TÜBİTAK Informatics and Information Security Research Center TÜBİTAK Bilişim ve Bilgi Güvenliği İleri Teknolojiler Araştırma Merkezi
- Abbreviation: TÜBİTAK BİLGEM
- Formation: 2010
- Type: GO
- Purpose: Fundamental and Applied science
- Location: Gebze, Kocaeli Province, Turkey;
- Coordinates: 40°47′09″N 29°26′49″E﻿ / ﻿40.78583°N 29.44694°E
- Parent organization: Scientific and Technological Research Council of Turkey (TÜBİTAK)
- Website: bilgem.tubitak.gov.tr/en

= TÜBİTAK Informatics and Information Security Research Center =

The TÜBİTAK Informatics and Information Security Research Center (TÜBİTAK Bilişim ve Bilgi Güvenliği İleri Teknolojiler Araştırma Merkezi), shortly TÜBİTAK BİLGEM, is a Turkish scientific and technological center carrying out research projects through its subordinate institutes on various fields of informatics. It was established in 2010 by the Scientific and Technological Research Council of Turkey (Türkiye Bilimsel ve Teknolojik Araştırma Kurumu, TÜBİTAK) in Gebze, Kocaeli Province as an umbrella institution of the existing Information Technologies Institute (BTE) and National Research Institute of Electronics and Cryptology (UEKAE) following their transfer from the TÜBİTAK Marmara Research Center.

==History==
In 2011, the existing Research Institute of Fundamental Sciences (TBAE) was transferred to BİLGEM relocating its facilities as well to the campus in Gebze.
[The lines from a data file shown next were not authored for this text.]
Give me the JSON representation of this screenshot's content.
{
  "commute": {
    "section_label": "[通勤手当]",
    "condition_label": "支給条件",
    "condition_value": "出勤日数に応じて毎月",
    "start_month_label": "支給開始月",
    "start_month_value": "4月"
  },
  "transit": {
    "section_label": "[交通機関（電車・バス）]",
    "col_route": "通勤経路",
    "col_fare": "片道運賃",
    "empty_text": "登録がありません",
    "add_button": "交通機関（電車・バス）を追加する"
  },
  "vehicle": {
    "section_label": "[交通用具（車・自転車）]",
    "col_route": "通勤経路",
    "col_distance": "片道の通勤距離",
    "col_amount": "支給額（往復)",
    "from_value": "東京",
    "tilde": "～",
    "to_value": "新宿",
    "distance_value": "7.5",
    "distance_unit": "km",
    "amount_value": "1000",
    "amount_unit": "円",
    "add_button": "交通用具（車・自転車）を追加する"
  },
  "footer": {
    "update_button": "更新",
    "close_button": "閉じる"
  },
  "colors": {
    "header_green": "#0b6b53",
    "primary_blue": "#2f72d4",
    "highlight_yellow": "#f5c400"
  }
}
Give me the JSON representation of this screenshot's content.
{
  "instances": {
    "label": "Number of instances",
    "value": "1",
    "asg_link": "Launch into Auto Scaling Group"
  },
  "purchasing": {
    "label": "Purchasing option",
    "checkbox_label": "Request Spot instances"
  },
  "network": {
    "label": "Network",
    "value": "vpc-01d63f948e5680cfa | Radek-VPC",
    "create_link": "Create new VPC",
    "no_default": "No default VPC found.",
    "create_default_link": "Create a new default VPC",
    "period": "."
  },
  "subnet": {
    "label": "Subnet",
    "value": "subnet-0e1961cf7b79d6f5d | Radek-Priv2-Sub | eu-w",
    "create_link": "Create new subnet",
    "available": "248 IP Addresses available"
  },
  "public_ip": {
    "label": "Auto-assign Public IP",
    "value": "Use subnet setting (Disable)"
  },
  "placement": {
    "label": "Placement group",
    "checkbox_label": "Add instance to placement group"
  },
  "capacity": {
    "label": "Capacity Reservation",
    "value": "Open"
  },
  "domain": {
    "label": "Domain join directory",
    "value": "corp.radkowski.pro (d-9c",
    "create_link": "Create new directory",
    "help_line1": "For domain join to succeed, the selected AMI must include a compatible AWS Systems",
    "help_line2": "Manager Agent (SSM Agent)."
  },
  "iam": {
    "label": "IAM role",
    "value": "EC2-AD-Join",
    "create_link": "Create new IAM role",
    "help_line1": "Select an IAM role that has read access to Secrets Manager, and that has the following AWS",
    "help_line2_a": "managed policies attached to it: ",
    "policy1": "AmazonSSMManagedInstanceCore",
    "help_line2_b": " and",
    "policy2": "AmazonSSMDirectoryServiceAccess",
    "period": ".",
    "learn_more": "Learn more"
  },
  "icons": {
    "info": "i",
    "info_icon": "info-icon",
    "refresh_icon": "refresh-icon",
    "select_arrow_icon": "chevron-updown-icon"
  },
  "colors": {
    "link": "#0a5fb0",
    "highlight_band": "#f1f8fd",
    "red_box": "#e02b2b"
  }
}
The center established the Research Institute of Software Development (YTE) and the Cyber Security Institute (SGE) in 2012.

==Organization==
BİLGEM consists of six institutes as following:
- Advanced Technologies Research Institute (İLTAREN)
- Cyber Security Institute (SGE)
- National Research Institute of Electronics and Cryptology (UEKAE)
- Artificial Intelligence Institute (YZE)
- Information Technologies Institute (BTE)
- Research Institute of Software Development (YTE)

==See also==
- Pardus is a Linux distribution developed by the National Research Institute of Electronics and Cryptology (UEKAE).